5Nie znali nigdy tej pomyślnej doli,
W której bez troski o jutrzejszą strawę,
Duch ludzki z mroku budząc się powoli,
Na światło oczy otwiera ciekawe,
Gdyż od kolebki czatowała bieda,
10Co duszy dziecka rozwinąć się nie da.
Los im poskąpił wszystkich swoich darów,
I dał im środków do walki za mało…
Prócz życia trudów i życia ciężarów,
Jedno im prawo do życia zostało;
15Jednak znosili swą nędzę cierpliwie,
Jako istnienia warunek niezmienny;
Marząc o przyszłem, a bogatszem żniwie,
Zapominali o trosce codziennej,
Żądając wzamian za pracę mozolną:
20By im wraz z dziećmi wyżyć było wolno.
Lecz teraz próżne wszelkie wysilenia!
Żadna wytrwałość zbawić ich nie może,
Głód, ciała w żywe szkielety zamienia,
Kładąc w ciemnościach na zmrożone łoże.
25Dziś nie o sytość, lecz o żywot idzie,
Gdyż to nie zwykłej nędzy widmo blade,
Lecz śmierć głodowa w całej swej ohydzie
Tysiącom rodzin zwiastuje zagładę,
W zimowej nocy wchodzi w ich mieszkania,
30Przynosząc męki wolnego konania.
To śmierć głodowa! przy zgasłem ognisku
Zasiada, wlokąc całun lodowaty,
I matkom dzieci porywa z uścisku,
I nagie trupy zostawia wśród chaty,
35I kroczy dalej w upiora postaci,
Rozpościerając gorączkowe dreszcze…
A zmarły wstaje, by zabijać braci,
Za krzywdy swoje mszcząc się w grobie jeszcze,
I rozszerzając zaraźliwe tchnienia,
40Idzie do ludzi przemawiać sumienia.
A ci, co jeszcze wśród mogił zostali,
Aby oglądać męczarnie swych rodzin,
Trawieni ogniem, co wnętrzności pali,
Mierzą ostatek uchodzących godzin,
45I patrzą w otchłań… szukając gdzieś na dnie
Nie uchwyconej ocalenia mocy,
Ale myśl w próżni kręci się bezwładnie,
I gaśnie w głuchej odrętwienia nocy…
I nic nie mogąc odnaleźć nędzarze
50Chylą z rozpaczą wychudzone twarze.
Wiedzą, że wszędzie ta sama dokoła
Głodowej śmierci konieczność straszliwa,
Że brat ratunku udzielić nie zdoła,
Bo sam go teraz daremnie przyzywa.
55Więc milczą, patrzą na śniegu posłanie,
Słuchają wiatru żałobnego wycia,
I w ciemność smutne rzucają pytanie:
„Gdzie jest ich prawo najświętsze do życia?

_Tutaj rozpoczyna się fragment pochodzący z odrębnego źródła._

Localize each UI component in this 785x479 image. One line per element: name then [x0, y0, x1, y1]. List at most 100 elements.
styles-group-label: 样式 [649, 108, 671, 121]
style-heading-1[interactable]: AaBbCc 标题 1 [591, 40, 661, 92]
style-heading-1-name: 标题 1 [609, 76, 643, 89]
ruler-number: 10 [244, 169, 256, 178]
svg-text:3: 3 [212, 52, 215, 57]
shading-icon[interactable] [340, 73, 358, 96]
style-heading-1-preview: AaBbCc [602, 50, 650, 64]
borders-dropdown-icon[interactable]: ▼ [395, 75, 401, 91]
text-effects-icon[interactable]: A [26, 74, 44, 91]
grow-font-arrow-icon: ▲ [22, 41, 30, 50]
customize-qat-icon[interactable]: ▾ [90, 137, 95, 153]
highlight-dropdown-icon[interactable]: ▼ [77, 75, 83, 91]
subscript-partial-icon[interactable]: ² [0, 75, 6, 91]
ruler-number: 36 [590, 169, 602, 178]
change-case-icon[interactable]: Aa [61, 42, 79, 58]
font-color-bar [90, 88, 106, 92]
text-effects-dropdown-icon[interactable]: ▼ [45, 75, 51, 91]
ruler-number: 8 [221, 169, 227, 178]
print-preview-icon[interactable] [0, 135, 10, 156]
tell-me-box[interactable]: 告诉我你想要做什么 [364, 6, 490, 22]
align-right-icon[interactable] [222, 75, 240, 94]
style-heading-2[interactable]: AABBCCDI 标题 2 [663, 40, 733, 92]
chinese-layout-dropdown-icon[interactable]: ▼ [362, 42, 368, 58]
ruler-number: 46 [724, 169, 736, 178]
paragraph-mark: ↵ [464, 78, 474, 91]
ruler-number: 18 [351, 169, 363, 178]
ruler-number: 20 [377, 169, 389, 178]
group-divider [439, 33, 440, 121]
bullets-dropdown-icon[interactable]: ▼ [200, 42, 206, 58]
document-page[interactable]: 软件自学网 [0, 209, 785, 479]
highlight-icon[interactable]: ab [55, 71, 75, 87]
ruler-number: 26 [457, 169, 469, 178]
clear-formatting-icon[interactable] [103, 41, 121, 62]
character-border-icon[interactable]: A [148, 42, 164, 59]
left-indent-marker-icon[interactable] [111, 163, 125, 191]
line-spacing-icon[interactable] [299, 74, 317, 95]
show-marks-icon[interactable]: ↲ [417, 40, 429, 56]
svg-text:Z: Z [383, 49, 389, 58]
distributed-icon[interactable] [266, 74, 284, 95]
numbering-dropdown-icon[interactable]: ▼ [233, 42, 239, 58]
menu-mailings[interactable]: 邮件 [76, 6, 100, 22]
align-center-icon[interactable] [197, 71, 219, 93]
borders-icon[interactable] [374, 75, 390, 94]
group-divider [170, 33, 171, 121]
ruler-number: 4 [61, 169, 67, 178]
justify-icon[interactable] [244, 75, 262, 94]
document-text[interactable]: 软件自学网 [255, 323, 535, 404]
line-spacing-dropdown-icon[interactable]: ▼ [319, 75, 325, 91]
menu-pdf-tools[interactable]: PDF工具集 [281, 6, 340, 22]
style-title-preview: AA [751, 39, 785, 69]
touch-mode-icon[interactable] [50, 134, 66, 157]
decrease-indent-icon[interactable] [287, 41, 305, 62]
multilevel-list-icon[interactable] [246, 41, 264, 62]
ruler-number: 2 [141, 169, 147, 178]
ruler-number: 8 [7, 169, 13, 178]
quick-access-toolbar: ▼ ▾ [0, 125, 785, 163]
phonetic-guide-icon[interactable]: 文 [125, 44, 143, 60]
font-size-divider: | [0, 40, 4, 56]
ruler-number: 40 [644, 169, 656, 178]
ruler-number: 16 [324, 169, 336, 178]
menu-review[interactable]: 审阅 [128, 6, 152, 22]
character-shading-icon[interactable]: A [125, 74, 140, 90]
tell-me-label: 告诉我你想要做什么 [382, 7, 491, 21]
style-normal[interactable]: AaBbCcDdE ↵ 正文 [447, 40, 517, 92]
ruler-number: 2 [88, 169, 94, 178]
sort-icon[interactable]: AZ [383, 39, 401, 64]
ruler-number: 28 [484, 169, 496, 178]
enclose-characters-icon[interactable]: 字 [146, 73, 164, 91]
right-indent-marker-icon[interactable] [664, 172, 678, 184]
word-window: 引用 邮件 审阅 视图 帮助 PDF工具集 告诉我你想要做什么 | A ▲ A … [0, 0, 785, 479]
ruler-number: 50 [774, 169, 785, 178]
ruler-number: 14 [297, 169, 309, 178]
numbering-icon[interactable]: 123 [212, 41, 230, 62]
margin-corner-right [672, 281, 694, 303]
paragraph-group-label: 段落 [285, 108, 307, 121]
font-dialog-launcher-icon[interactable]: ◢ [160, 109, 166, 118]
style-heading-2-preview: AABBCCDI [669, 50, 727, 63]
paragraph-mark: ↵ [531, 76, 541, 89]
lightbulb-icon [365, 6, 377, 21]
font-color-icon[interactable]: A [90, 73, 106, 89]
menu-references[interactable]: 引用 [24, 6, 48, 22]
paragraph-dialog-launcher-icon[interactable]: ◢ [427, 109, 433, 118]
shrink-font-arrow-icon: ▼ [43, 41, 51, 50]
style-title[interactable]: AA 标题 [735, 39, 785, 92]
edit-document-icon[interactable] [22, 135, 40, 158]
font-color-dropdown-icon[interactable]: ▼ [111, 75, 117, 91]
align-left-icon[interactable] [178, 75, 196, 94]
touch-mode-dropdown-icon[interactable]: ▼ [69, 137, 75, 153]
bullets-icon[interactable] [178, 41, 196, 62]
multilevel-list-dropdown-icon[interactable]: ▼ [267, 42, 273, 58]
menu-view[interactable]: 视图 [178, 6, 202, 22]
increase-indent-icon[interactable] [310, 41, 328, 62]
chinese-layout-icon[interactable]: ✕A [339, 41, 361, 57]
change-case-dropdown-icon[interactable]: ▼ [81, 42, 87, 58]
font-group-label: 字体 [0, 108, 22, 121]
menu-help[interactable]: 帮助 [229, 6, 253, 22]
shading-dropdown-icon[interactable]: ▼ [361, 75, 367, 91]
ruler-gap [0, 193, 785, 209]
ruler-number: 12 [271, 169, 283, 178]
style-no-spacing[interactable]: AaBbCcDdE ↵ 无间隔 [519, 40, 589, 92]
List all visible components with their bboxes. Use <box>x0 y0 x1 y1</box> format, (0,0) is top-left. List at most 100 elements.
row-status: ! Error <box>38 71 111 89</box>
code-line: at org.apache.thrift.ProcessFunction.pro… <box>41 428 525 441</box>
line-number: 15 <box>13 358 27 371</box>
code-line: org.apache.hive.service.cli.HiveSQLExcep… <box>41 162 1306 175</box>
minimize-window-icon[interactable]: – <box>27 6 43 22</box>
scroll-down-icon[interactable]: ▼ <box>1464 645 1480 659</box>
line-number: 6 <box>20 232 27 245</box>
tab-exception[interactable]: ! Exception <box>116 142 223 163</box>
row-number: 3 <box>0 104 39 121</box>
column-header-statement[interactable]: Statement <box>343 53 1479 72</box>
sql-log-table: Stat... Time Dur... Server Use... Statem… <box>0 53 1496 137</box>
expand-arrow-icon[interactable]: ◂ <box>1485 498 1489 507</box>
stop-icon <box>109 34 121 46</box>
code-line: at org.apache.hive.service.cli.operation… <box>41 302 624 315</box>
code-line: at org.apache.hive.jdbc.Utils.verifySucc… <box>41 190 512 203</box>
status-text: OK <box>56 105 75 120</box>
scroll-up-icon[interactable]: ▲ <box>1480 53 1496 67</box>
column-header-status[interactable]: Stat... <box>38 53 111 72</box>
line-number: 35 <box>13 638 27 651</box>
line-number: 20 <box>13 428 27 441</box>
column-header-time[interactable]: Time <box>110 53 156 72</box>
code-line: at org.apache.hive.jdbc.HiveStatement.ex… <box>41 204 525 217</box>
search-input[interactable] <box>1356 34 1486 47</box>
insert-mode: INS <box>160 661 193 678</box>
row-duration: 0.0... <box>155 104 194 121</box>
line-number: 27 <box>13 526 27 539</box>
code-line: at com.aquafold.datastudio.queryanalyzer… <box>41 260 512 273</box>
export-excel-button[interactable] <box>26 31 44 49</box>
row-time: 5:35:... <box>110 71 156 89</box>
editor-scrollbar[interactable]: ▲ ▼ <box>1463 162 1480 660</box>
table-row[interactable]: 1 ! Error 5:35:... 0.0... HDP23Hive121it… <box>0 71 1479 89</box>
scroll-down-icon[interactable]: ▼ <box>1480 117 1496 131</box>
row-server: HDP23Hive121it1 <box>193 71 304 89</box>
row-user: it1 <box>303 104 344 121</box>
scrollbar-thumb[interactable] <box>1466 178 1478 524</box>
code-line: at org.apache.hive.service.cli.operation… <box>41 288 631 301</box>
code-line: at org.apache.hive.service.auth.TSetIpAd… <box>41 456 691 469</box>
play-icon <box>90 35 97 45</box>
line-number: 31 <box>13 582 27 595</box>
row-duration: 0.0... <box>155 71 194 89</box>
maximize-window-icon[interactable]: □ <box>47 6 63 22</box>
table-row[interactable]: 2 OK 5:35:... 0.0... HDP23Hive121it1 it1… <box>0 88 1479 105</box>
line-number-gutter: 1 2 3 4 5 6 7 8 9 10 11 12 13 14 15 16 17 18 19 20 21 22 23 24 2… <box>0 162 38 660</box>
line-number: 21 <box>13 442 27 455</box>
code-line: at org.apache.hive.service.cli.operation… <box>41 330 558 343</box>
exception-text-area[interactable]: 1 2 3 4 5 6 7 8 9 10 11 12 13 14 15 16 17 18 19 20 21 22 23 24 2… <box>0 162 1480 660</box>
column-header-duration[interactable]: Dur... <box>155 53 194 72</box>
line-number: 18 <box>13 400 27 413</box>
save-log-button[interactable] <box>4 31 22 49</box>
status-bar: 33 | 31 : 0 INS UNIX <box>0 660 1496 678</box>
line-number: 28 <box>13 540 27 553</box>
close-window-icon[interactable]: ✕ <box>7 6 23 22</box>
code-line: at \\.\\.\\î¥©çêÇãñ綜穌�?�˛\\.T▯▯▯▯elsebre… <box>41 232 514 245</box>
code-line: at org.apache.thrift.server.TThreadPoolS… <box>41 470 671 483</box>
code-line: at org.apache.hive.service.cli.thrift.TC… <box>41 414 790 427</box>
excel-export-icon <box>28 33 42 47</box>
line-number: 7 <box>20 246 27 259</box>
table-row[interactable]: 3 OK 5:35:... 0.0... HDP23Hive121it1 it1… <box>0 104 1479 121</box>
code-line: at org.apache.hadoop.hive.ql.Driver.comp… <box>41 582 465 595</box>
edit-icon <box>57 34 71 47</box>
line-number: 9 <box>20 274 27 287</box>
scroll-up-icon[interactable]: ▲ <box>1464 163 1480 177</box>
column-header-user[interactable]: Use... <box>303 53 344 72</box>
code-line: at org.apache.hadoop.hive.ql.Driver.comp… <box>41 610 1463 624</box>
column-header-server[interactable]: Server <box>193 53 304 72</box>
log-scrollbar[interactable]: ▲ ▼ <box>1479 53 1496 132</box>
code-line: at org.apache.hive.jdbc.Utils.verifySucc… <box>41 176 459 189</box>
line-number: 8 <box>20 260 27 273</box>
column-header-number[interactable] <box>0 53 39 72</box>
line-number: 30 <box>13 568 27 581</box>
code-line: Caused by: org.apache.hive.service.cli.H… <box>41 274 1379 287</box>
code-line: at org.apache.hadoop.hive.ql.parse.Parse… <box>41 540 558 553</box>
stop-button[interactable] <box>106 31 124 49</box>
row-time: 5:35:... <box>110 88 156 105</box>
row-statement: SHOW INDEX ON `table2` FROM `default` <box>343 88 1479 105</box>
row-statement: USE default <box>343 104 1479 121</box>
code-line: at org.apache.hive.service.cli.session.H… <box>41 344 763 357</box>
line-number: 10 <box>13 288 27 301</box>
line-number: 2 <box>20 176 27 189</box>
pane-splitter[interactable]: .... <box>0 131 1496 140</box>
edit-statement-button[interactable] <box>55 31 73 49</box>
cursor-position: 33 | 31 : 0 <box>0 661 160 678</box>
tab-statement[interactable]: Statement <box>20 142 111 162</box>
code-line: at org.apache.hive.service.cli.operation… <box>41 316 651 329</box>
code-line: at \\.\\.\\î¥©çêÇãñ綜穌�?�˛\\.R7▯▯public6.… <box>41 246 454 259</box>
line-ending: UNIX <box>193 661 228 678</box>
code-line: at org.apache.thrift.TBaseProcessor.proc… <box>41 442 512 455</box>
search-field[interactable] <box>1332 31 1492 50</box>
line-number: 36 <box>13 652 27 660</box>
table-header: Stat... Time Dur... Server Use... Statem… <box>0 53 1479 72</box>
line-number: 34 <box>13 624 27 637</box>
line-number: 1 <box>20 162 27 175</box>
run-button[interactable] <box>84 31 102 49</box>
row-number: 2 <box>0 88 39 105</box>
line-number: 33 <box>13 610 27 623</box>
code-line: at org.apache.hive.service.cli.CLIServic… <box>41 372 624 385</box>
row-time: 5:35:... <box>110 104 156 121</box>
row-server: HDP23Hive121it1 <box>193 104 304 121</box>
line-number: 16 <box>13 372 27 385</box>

„Czemu są na śmierć skazani i za co?
60„Gdy na chleb ciężką zarabiali pracą“.
Kto im odpowie na ten wykrzyk głuchy?
Ludzkość zostanie w odpowiedzi dłużną,
Bo choć szlachetne poruszą się duchy
I miłosierdzie pospieszy z jałmużną,
65Rzucone wsparcie nie rozstrzygnie w niczem,
I w niczem ciemnych pytań nie rozświeci,
I ziemia dalej z sfinksowem obliczem
Będzie pożerać pracujące dzieci,
A ludzkość będzie roztrząsać ciekawa,
70Ten zgrzyt w harmonii społecznego prawa.